In the terminal, complete strangers walked up, shook the veterans’ hands, hugged them and said thanks. Dignitaries greeted them, dignitaries including former U.S. Sen. Bob Dole, whose wife, former U.S. Sen. Elizabeth Dole, had accompanied the 105 veterans from Charlotte. U.S. Rep. Mel Watt also was on hand.
An escort of police and Rolling Thunder motorcycles, traveling in columns, escorted the veterans’ four motor coaches from the airport into Washington. Traffic was stopped in every direction. “They know the Greatest Generation is coming through,” yelled Jerry Swicegood, who had accompanied his friend Couch on the trip as a guardian. “This is for you, guys.” n n nAfter her election loss last November, Salisbury native Elizabeth Dole looked for the best way to pay tribute to her late brother, John Hanford, a World War II veteran who died after a long fight with cancer in April 2008. She decided to sponsor the John Hanford Memorial Honor Flight from Charlotte to Washington, and it all came together in a remarkable way.

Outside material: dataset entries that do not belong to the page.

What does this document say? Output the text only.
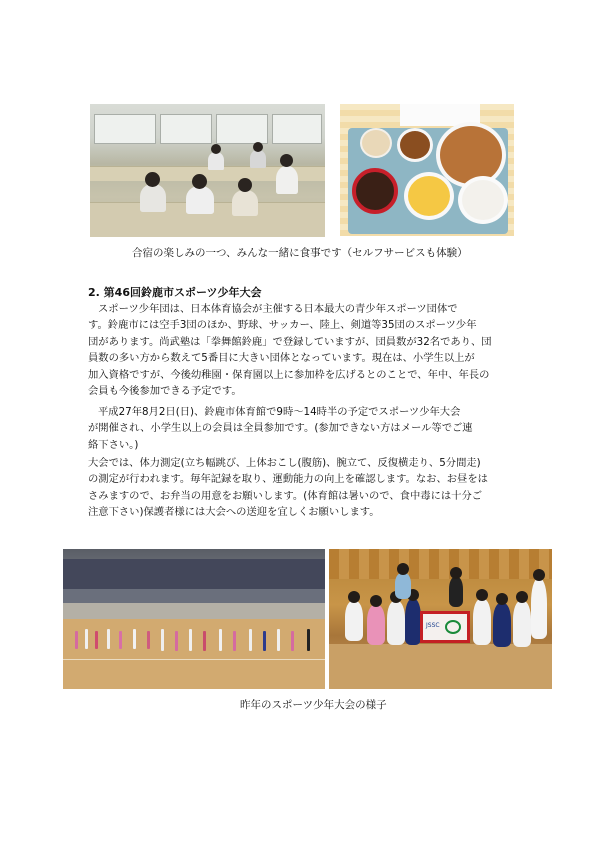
合宿の楽しみの一つ、みんな一緒に食事です（セルフサービスも体験）
2. 第46回鈴鹿市スポーツ少年大会
スポーツ少年団は、日本体育協会が主催する日本最大の青少年スポーツ団体で
す。鈴鹿市には空手3団のほか、野球、サッカー、陸上、剣道等35団のスポーツ少年
団があります。尚武塾は「拳舞館鈴鹿」で登録していますが、団員数が32名であり、団
員数の多い方から数えて5番目に大きい団体となっています。現在は、小学生以上が
加入資格ですが、今後幼稚園・保育園以上に参加枠を広げるとのことで、年中、年長の
会員も今後参加できる予定です。
平成27年8月2日(日)、鈴鹿市体育館で9時～14時半の予定でスポーツ少年大会
が開催され、小学生以上の会員は全員参加です。(参加できない方はメール等でご連
絡下さい。)
大会では、体力測定(立ち幅跳び、上体おこし(腹筋)、腕立て、反復横走り、5分間走)
の測定が行われます。毎年記録を取り、運動能力の向上を確認します。なお、お昼をは
さみますので、お弁当の用意をお願いします。(体育館は暑いので、食中毒には十分ご
注意下さい)保護者様には大会への送迎を宜しくお願いします。
JSSC
昨年のスポーツ少年大会の様子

Bunny Hanford, John’s widow, described the gorgeous fall day and what it encompassed as “beyond anything we could believe.” “I wish he were here to be one of the hundred,” Jody Hanford added of his late father, who attended the World War II Memorial’s dedication in 2004. John Hanford served on the USS Saratoga, which saw heavy action in the war. “I just can’t say what an impact he had on my life,” Elizabeth Dole said of her older brother. Counting guardians, Hanford family members and media, the trip included 186 people, and Dole’s donation to Rotary District 7680 Flight of Honor made it possible. Rotarians in the district also sponsored flights this year.
Faced with the loss of roughly 1,000 aging World War II veterans a day, the Flights of Honor try to offer an all-expense, one-day trip for veterans to see their memorial before it’s too late. Jeff Miller, Honor Flight Network founder, said Tuesday’s trip, thanks to Elizabeth Dole’s sponsorship and attention to detail, was probably the most elaborate ever. Dole provided special ballcaps, trip medallions and buttons. She arranged for the U.S. Marines’ silent drill team to perform at lunch, made a DVD of veterans’ memories about the war and accompanied the trip start to finish ó even chartering a bus for her and local veterans between Salisbury and Charlotte.

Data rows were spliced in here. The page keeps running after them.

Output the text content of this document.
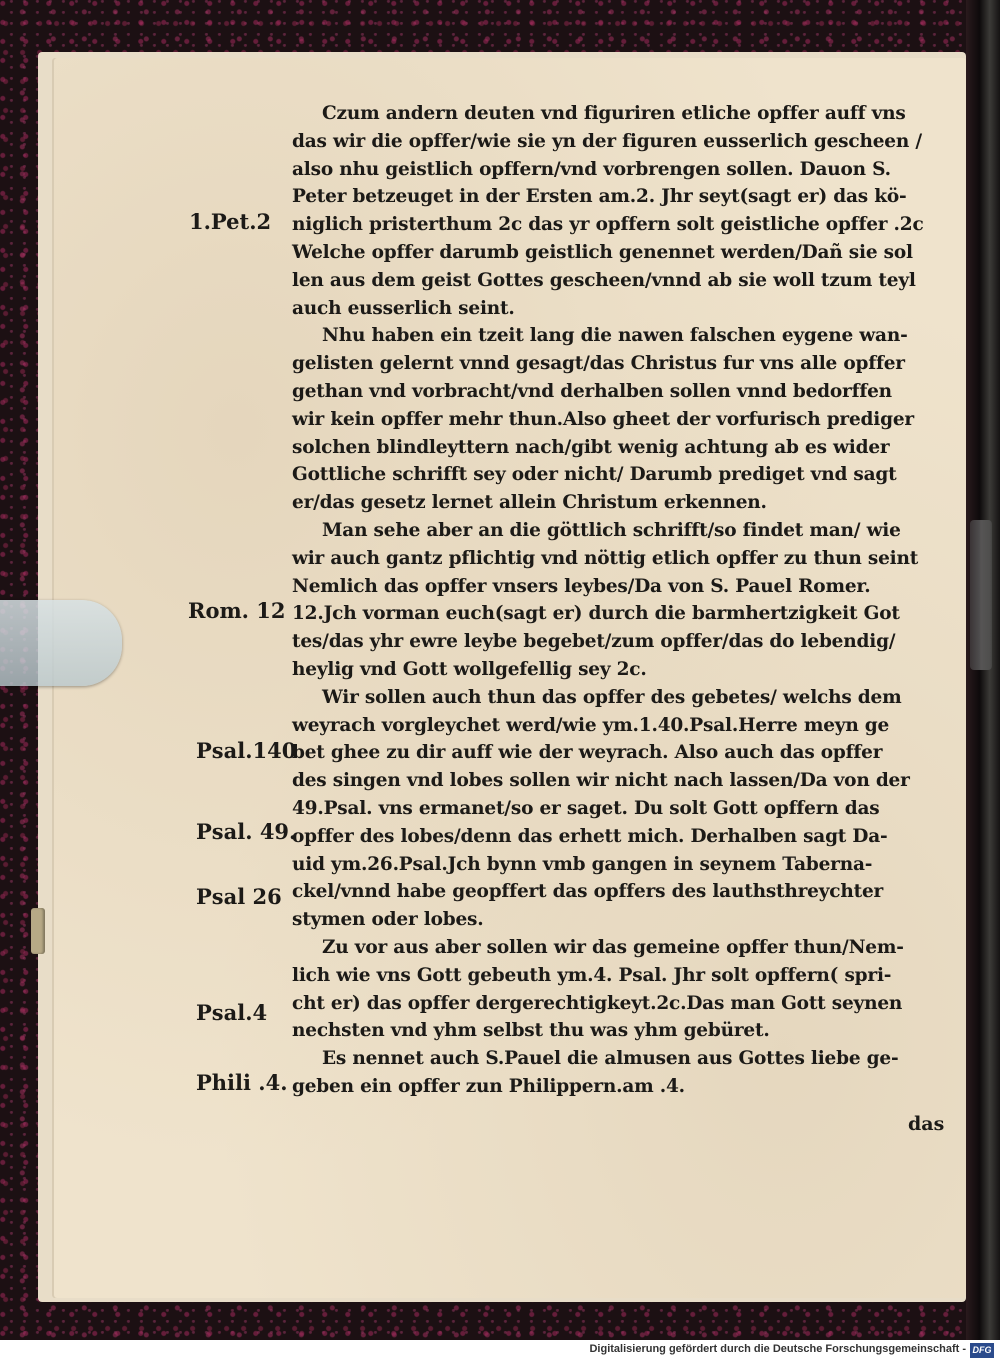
Czum andern deuten vnd figuriren etliche opffer auff vns
das wir die opffer/wie sie yn der figuren eusserlich gescheen /
also nhu geistlich opffern/vnd vorbrengen sollen. Dauon S.
Peter betzeuget in der Ersten am.2. Jhr seyt(sagt er) das kö-
niglich pristerthum 2c das yr opffern solt geistliche opffer .2c
Welche opffer darumb geistlich genennet werden/Dañ sie sol
len aus dem geist Gottes gescheen/vnnd ab sie woll tzum teyl
auch eusserlich seint.
Nhu haben ein tzeit lang die nawen falschen eygene wan-
gelisten gelernt vnnd gesagt/das Christus fur vns alle opffer
gethan vnd vorbracht/vnd derhalben sollen vnnd bedorffen
wir kein opffer mehr thun.Also gheet der vorfurisch prediger
solchen blindleyttern nach/gibt wenig achtung ab es wider
Gottliche schrifft sey oder nicht/ Darumb prediget vnd sagt
er/das gesetz lernet allein Christum erkennen.
Man sehe aber an die göttlich schrifft/so findet man/ wie
wir auch gantz pflichtig vnd nöttig etlich opffer zu thun seint
Nemlich das opffer vnsers leybes/Da von S. Pauel Romer.
12.Jch vorman euch(sagt er) durch die barmhertzigkeit Got
tes/das yhr ewre leybe begebet/zum opffer/das do lebendig/
heylig vnd Gott wollgefellig sey 2c.
Wir sollen auch thun das opffer des gebetes/ welchs dem
weyrach vorgleychet werd/wie ym.1.40.Psal.Herre meyn ge
bet ghee zu dir auff wie der weyrach. Also auch das opffer
des singen vnd lobes sollen wir nicht nach lassen/Da von der
49.Psal. vns ermanet/so er saget. Du solt Gott opffern das
opffer des lobes/denn das erhett mich. Derhalben sagt Da-
uid ym.26.Psal.Jch bynn vmb gangen in seynem Taberna-
ckel/vnnd habe geopffert das opffers des lauthsthreychter
stymen oder lobes.
Zu vor aus aber sollen wir das gemeine opffer thun/Nem-
lich wie vns Gott gebeuth ym.4. Psal. Jhr solt opffern( spri-
cht er) das opffer dergerechtigkeyt.2c.Das man Gott seynen
nechsten vnd yhm selbst thu was yhm gebüret.
Es nennet auch S.Pauel die almusen aus Gottes liebe ge-
geben ein opffer zun Philippern.am .4.
1.Pet.2
Rom. 12
Psal.140
Psal. 49.
Psal 26
Psal.4
Phili .4.
das
Digitalisierung gefördert durch die Deutsche Forschungsgemeinschaft - DFG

The trip had its own Web site. At lunch, Bob Dole presented 88-year-old Couch with a new Purple Heart. The one presented to Couch back in the English hospital years ago had disappeared. Couch was speechless. “It was simply great, every minute of it,” said Lexington veteran Ralph Shaw, a ball turret gunner in the war. “Everything was just planned perfect.” The veterans’ day also included stops at the Iwo Jima Memorial and Arlington Cemetery, where they stayed for the changing of the guard at the Tomb of the Unknown Soldier.

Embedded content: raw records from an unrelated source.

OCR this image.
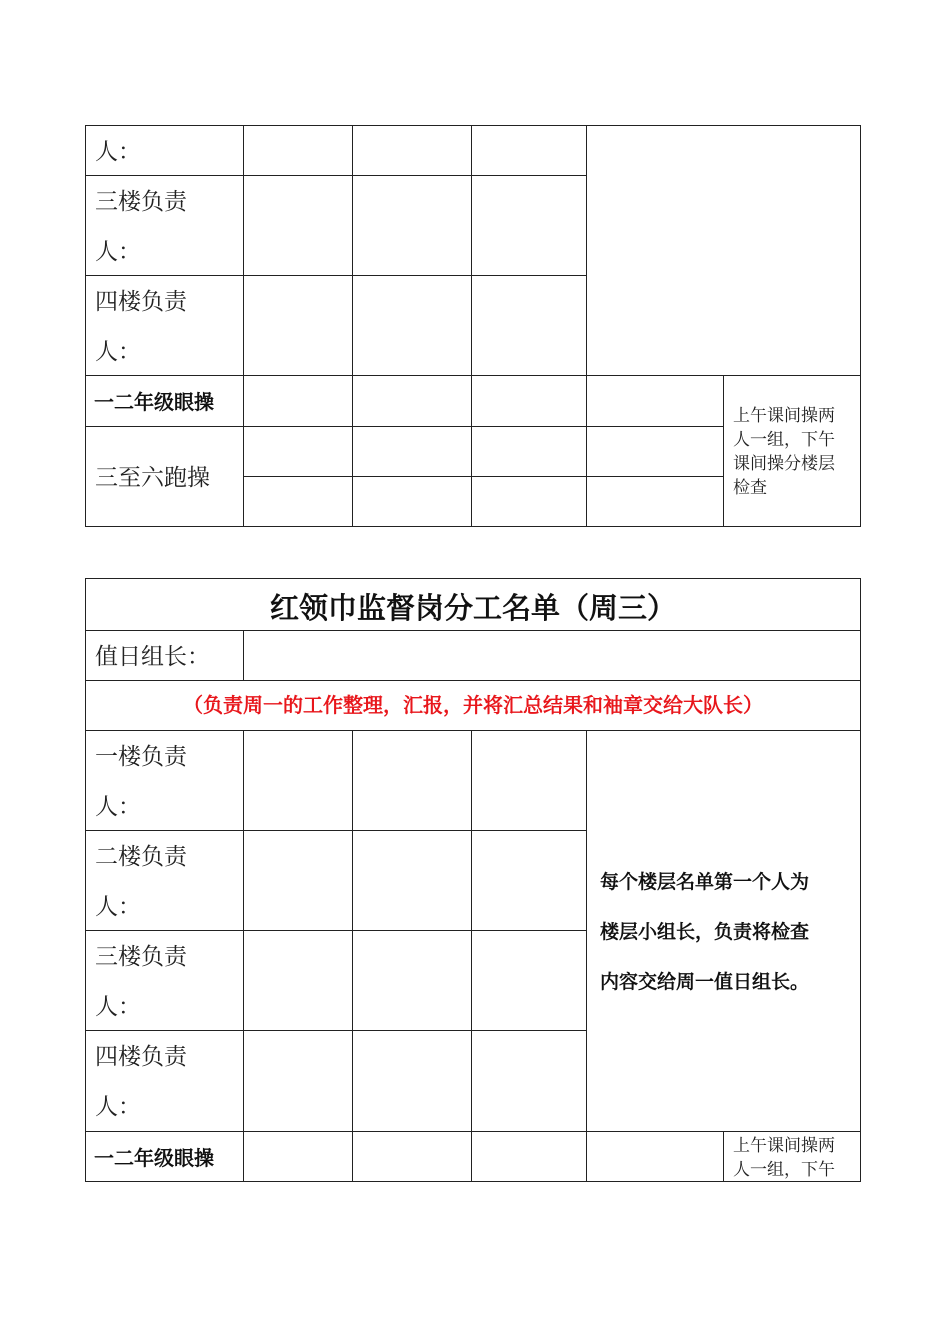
人：
三楼负责
人：
四楼负责
人：
一二年级眼操
三至六跑操
上午课间操两
人一组，下午
课间操分楼层
检查
红领巾监督岗分工名单（周三）
值日组长：
（负责周一的工作整理，汇报，并将汇总结果和袖章交给大队长）
一楼负责
人：
二楼负责
人：
三楼负责
人：
四楼负责
人：
每个楼层名单第一个人为
楼层小组长，负责将检查
内容交给周一值日组长。
一二年级眼操	上午课间操两
人一组，下午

They drove by the U.S. Navy and Air Force memorials, besides many of the other Washington landmarks, the history of which was described by city tour guides on each bus. On their return in Charlotte, another heroes’ welcome awaited them, thanks to Charlotte Fire Department bagpipers, Boy Scout troops, high school ROTC units and the USO. Elizabeth Dole said she felt her own emotions rise to the surface in hearing the bagpipes play “Amazing Grace,” for it was a day full of grace.
Flight of Honor trips typically include two medics and a physician, besides the “guardians” who are assigned to look after the veterans’ needs. It’s difficult not to notice the wheelchairs, walkers, oxygen tanks and hearing aids many of today’s World War II veterans rely on. Before they left Washington for the return trip, veterans’ motor coaches stopped at the World War II Memorial for one more look as dusk closed in.
Nothing was said from the bus I was in. In the silence, I felt I was again in the presence of very young men.